Spinach & herb flatbreads

Oh Jamie, I’m really disappointed. Remember your previous magazine? You placed those mouthwatering burgers on the front cover. Beautiful buns. I couldn’t stop smiling: you finally baked some serious buns. I went to the recipe and checked the ingredients: there was a ready bun in the list. Seriously?
I know, bread isn’t really Jamie’s cup of tea. That’s why I’m glad he at least placed a recipe for these flatbreads in the current issue (#75, sources).
Time Planning
Just defrost the spinach if it’s not fresh. 30-40 minutes proofing, very little baking.
You’ll need a frying pan for baking. Actually, is it baking if it’s on a frying pan?
Ingredients
Makes twelve breads.
- 50 g frozen spinach
- 15 g fresh herbs (we used granulated garlic and wild garlic, so not the freshest ever)
- 500 g strong wheat flour
- 1 tsp salt
- 250 g warm milk (we used water)
- 1 tsp runny honey
- 7 g dried active yeast
- 30 g melted unsalted butter, plus extra for serving
- 75 g natural yogurt
- Vegetable oil (for coating the bowl)

Jamie’s flatbreads – rounded dough balls
Instructions
Defrost the spinach and squeeze it in a paper towel to remove excess water. Mix it with chopped herbs and set aside
Combine milk, yeast and honey in a jug and let it start bubbling
Combine flour with salt in a bowl
Add melted butter, yogurt and herbs into it and mix well. Make a well in the middle of the flour and pour the wet stuff in. Combine it all into a dough, then knead for about 5 minutes
Oil some bowl and put the dough in it. Cover with cling film an put in a warm place for 30-40 minutes to rise
Put a frying pan on a medium heat
Turn the dough onto a floured surface, divide into 12 portions. Round them into nice balls
Roll each ball into an oval shape about 15×10 cm, 2 mm thick

Jamie’s flatbreads - rolling the dough Jamie’s flatbreads – rolling the doughBake them on the frying pan. I could fit two on mine. They should be baked for about 2 minutes on each side. They will puff slightly and turn golden-brown.
Before serving wrap them in a kitchen foil and keep them in a warm oven (I set mine to 60-70 C)
Jamie suggests brushing the flatbreads with melted butter, sprinkling with salt and some herbs.

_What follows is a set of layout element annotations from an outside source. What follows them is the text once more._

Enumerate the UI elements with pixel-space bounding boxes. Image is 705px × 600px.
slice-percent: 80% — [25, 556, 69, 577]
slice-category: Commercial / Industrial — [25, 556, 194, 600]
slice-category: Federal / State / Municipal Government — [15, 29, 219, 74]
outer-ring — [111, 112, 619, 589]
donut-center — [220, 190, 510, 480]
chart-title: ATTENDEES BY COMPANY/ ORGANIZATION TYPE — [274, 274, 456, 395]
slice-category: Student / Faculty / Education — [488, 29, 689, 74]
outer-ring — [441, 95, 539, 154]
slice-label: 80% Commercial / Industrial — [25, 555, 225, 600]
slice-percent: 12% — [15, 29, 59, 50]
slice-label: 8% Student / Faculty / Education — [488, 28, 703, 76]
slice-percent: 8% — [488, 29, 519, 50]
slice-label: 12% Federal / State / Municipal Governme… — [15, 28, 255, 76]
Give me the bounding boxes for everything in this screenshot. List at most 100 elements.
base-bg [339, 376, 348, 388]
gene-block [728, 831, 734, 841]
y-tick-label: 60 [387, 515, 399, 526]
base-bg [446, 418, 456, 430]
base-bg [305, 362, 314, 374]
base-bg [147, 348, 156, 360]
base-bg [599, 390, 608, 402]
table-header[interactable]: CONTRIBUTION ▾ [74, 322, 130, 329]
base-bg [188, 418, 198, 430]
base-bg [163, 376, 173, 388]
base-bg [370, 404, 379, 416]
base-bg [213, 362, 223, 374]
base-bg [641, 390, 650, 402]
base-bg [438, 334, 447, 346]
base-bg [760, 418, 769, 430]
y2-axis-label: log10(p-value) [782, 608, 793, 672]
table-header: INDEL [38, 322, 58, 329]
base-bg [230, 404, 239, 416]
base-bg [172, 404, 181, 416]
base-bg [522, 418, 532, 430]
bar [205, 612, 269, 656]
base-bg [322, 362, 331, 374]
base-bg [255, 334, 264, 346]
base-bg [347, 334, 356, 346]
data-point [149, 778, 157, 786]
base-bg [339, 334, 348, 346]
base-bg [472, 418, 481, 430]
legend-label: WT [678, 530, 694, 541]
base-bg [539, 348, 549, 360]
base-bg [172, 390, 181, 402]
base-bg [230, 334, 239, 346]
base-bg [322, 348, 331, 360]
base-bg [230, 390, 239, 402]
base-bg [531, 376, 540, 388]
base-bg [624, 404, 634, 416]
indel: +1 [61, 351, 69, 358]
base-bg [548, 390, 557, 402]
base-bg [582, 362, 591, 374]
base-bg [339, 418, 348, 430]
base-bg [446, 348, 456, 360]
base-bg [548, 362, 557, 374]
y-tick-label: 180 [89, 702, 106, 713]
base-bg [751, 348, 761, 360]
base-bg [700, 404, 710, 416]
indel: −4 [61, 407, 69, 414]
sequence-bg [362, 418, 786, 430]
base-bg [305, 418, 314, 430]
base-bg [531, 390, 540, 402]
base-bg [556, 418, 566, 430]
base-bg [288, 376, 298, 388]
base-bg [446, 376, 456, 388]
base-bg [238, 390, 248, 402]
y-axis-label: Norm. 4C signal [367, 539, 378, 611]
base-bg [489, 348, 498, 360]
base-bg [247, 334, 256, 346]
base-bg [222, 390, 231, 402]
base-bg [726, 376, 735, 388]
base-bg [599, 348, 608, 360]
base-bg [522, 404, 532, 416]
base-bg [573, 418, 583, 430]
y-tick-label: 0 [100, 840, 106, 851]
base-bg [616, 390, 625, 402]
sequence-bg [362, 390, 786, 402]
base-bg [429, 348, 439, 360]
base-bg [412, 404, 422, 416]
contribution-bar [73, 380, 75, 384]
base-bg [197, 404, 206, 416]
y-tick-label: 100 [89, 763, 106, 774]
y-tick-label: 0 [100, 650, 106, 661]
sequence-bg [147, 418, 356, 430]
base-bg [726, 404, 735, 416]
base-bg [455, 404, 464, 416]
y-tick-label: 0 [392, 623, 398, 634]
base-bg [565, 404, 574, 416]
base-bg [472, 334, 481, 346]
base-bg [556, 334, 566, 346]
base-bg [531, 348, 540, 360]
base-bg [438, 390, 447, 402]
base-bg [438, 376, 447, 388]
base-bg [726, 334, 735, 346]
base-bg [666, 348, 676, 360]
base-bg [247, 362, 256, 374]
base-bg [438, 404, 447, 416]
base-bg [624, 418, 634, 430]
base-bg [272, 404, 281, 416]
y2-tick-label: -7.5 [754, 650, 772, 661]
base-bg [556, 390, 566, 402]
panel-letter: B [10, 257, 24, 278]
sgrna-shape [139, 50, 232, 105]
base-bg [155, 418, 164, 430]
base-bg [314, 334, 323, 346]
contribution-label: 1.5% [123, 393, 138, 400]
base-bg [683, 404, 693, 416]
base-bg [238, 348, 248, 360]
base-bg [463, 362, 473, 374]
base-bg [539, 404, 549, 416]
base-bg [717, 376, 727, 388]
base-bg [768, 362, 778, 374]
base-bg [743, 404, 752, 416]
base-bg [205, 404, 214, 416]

I would also suggest serving them only warm and fresh, as the day after they aren’t too good anymore. You can warm them but it will not be the same thing any longer.

Jamie’s flatbreads
Kids loved it. Antoni demanded I give him a piece that is almost too hot for holding. He’s not the vacuum type of a meal eater, but he did eat two.
One way I thought about serving them is to make strips out of them and have one or two dips aside. Could be a nice snack for a party.